The main objective of this study is to build and evaluate an MRI autosegmentation model in RayStation for brain OARs. We also investigate the impact of contour editing prior to training on model performance. We assess geometric and dosimetric quality, to ascertain clinical usability.
Material and Methods
41 glioma patients were randomly selected for model training and validation. OARs for autosegmentation were brainstem, cochlea, orbits, lenses, optic chiasm, optic nerves, lacrimal glands, and pituitary gland. OARs were contoured according to a clinical consensus atlas.
MRI autosegmentation models were trained using a 3D U-net architecture (RayStation 11A - Raysearch). Three models were trained, using: i) Original clinical contours from planning CT, rigidly registered to T1-weighted gadolinium enhanced MRI (MRI unedited). ii) Original clinical contours edited on CT, to adhere to the local guidelines (CTe-MRI). iii) CT-edited clinical contours further edited based on the MRI anatomy (MRIe-MRI).
The performance of the three models was geometrically and dosimetrically, evaluated and compared to the gold standard (clinical contour edited on MRI) Dice similarity coefficient (DSC), and mean distance to agreement (MDA) were used for geometric evaluation. D1%, D5%, D50%, and maximum dose metrics were used for dosimetric evaluation. Models were compared by paired Student’s T-testing.
Results
The MRIe-MRI model successfully segmented more OARs, with higher DSC (10/13 OARs) and lower MDA, except for lacrimal glands, where CTe-MRI performed better. Paired T-test for DSC showed pituitary, orbits, optic nerves, and optic chiasm were significantly improved for MRIe-MRI vs. CTe-MRI. Also, it showed pituitary, orbits, optic nerves, and left lens was statistically different after comparing the MRIe-MRI model to MRI unedited model.
Where less than 6 cases were successfully segmented, the model segmenting more cases was preferred. MRIe-MRI model segmented more cochlea and lenses. CTe-MRI segmented more lacrimal glands.

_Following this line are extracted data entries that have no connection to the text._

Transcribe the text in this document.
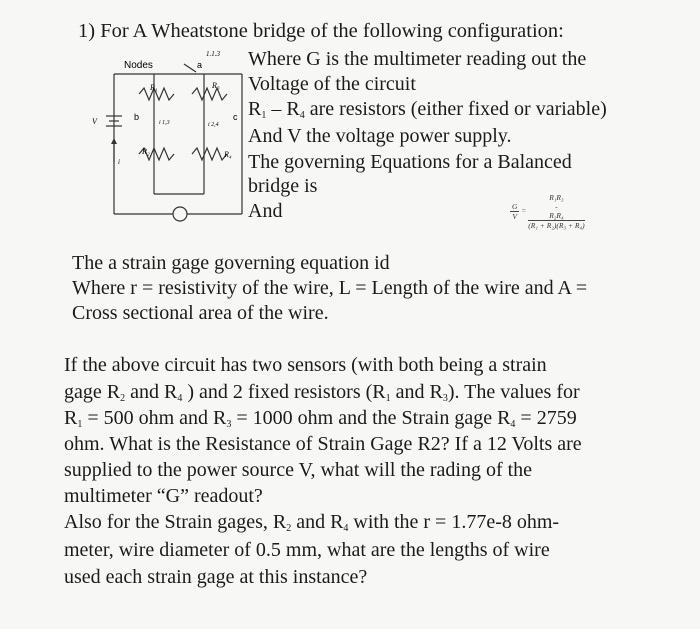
1) For A Wheatstone bridge of the following configuration:
Nodes	a
b	c
R₁
R₂
R₃
R₄
V
1.1.3
i 1,3	i 2,4
i
Where G is the multimeter reading out the
Voltage of the circuit
$R_1 - R_4$ are resistors (either fixed or variable)
And V the voltage power supply.
The governing Equations for a Balanced
bridge is
And	$\frac{G}{V} = R_1R_3$
-
R₂R₄
(R₁ + R₂)(R₃ + R₄)
The a strain gage governing equation id
Where r = resistivity of the wire, L = Length of the wire and A =
Cross sectional area of the wire.
If the above circuit has two sensors (with both being a strain
gage $R_2$ and $R_4$ ) and 2 fixed resistors ($R_1$ and $R_3$). The values for
$R_1 = 500$ ohm and $R_3 = 1000$ ohm and the Strain gage $R_4 = 2759$
ohm. What is the Resistance of Strain Gage R2? If a 12 Volts are
supplied to the power source V, what will the rading of the
multimeter “G” readout?
Also for the Strain gages, $R_2$ and $R_4$ with the r = 1.77e-8 ohm-
meter, wire diameter of 0.5 mm, what are the lengths of wire
used each strain gage at this instance?
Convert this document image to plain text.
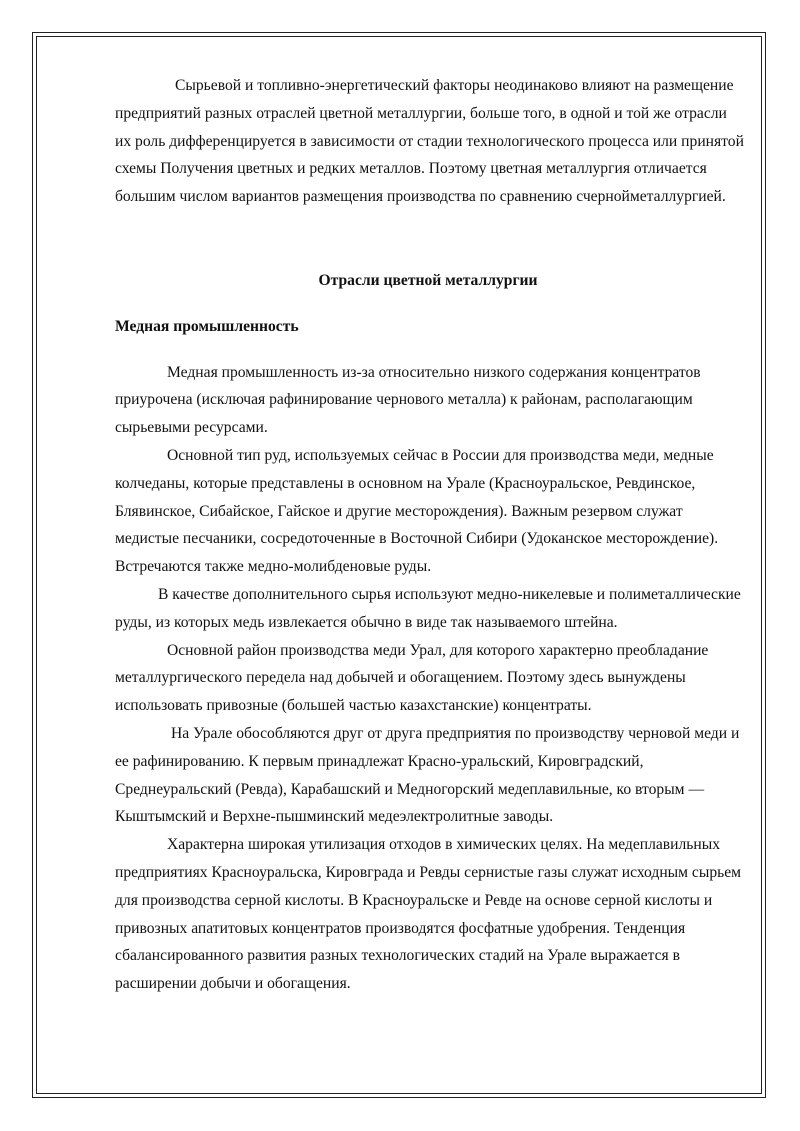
Сырьевой и топливно-энергетический факторы неодинаково влияют на размещение предприятий разных отраслей цветной металлургии, больше того, в одной и той же отрасли их роль дифференцируется в зависимости от стадии технологического процесса или принятой схемы Получения цветных и редких металлов. Поэтому цветная металлургия отличается большим числом вариантов размещения производства по сравнению счернойметаллургией.

Отрасли цветной металлургии

Медная промышленность

Медная промышленность из-за относительно низкого содержания концентратов приурочена (исключая рафинирование чернового металла) к районам, располагающим сырьевыми ресурсами.

Основной тип руд, используемых сейчас в России для производства меди, медные колчеданы, которые представлены в основном на Урале (Красноуральское, Ревдинское, Блявинское, Сибайское, Гайское и другие месторождения). Важным резервом служат медистые песчаники, сосредоточенные в Восточной Сибири (Удоканское месторождение). Встречаются также медно-молибденовые руды.

В качестве дополнительного сырья используют медно-никелевые и полиметаллические руды, из которых медь извлекается обычно в виде так называемого штейна.

Основной район производства меди Урал, для которого характерно преобладание металлургического передела над добычей и обогащением. Поэтому здесь вынуждены использовать привозные (большей частью казахстанские) концентраты.

На Урале обособляются друг от друга предприятия по производству черновой меди и ее рафинированию. К первым принадлежат Красно-уральский, Кировградский, Среднеуральский (Ревда), Карабашский и Медногорский медеплавильные, ко вторым — Кыштымский и Верхне-пышминский медеэлектролитные заводы.

Характерна широкая утилизация отходов в химических целях. На медеплавильных предприятиях Красноуральска, Кировграда и Ревды сернистые газы служат исходным сырьем для производства серной кислоты. В Красноуральске и Ревде на основе серной кислоты и привозных апатитовых концентратов производятся фосфатные удобрения. Тенденция сбалансированного развития разных технологических стадий на Урале выражается в расширении добычи и обогащения.
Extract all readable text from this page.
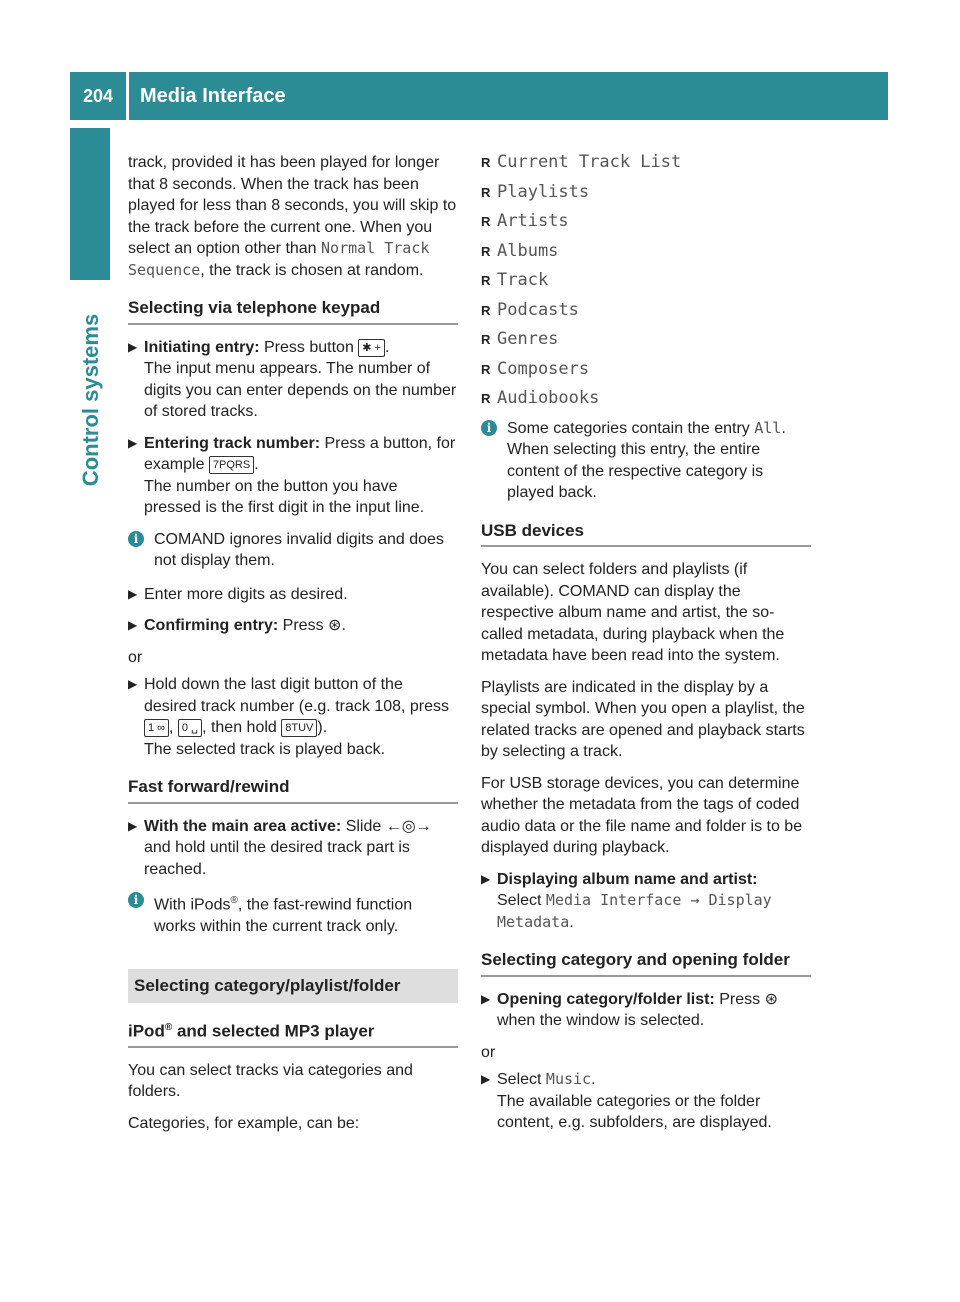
204	Media Interface
Control systems

track, provided it has been played for longer that 8 seconds. When the track has been played for less than 8 seconds, you will skip to the track before the current one. When you select an option other than Normal Track Sequence, the track is chosen at random.

Selecting via telephone keypad
▶ Initiating entry: Press button ✱ + .
The input menu appears. The number of digits you can enter depends on the number of stored tracks.
▶ Entering track number: Press a button, for example 7PQRS .
The number on the button you have pressed is the first digit in the input line.
i COMAND ignores invalid digits and does not display them.
▶ Enter more digits as desired.
▶ Confirming entry: Press ⊛.

or

▶ Hold down the last digit button of the desired track number (e.g. track 108, press 1 ∞ , 0 ␣ , then hold 8TUV ).
The selected track is played back.
Fast forward/rewind
▶ With the main area active: Slide ←◎→ and hold until the desired track part is reached.
i With iPods®, the fast-rewind function works within the current track only.
Selecting category/playlist/folder
iPod® and selected MP3 player

You can select tracks via categories and folders.

Categories, for example, can be:

R Current Track List
R Playlists
R Artists
R Albums
R Track
R Podcasts
R Genres
R Composers
R Audiobooks
i Some categories contain the entry All. When selecting this entry, the entire content of the respective category is played back.
USB devices

You can select folders and playlists (if available). COMAND can display the respective album name and artist, the so-called metadata, during playback when the metadata have been read into the system.

Playlists are indicated in the display by a special symbol. When you open a playlist, the related tracks are opened and playback starts by selecting a track.

For USB storage devices, you can determine whether the metadata from the tags of coded audio data or the file name and folder is to be displayed during playback.

▶ Displaying album name and artist:
Select Media Interface → Display Metadata.
Selecting category and opening folder
▶ Opening category/folder list: Press ⊛ when the window is selected.

or

▶ Select Music.
The available categories or the folder content, e.g. subfolders, are displayed.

There was no statistically significant dosimetric difference between the models and only weak correlation between geometric and dosimetric measures.
Conclusion
MRI deep learning auto segmentation of brain OARs can segment all OARs except the lacrimal glands, which are hard to visualise on MRI. Editing clinical contours on MRI before model training improves performance. Implementing an MRI deep learning auto-segmentation in the RT pathway will improve contour consistency and efficiency but requires careful editing of OARs on MRI.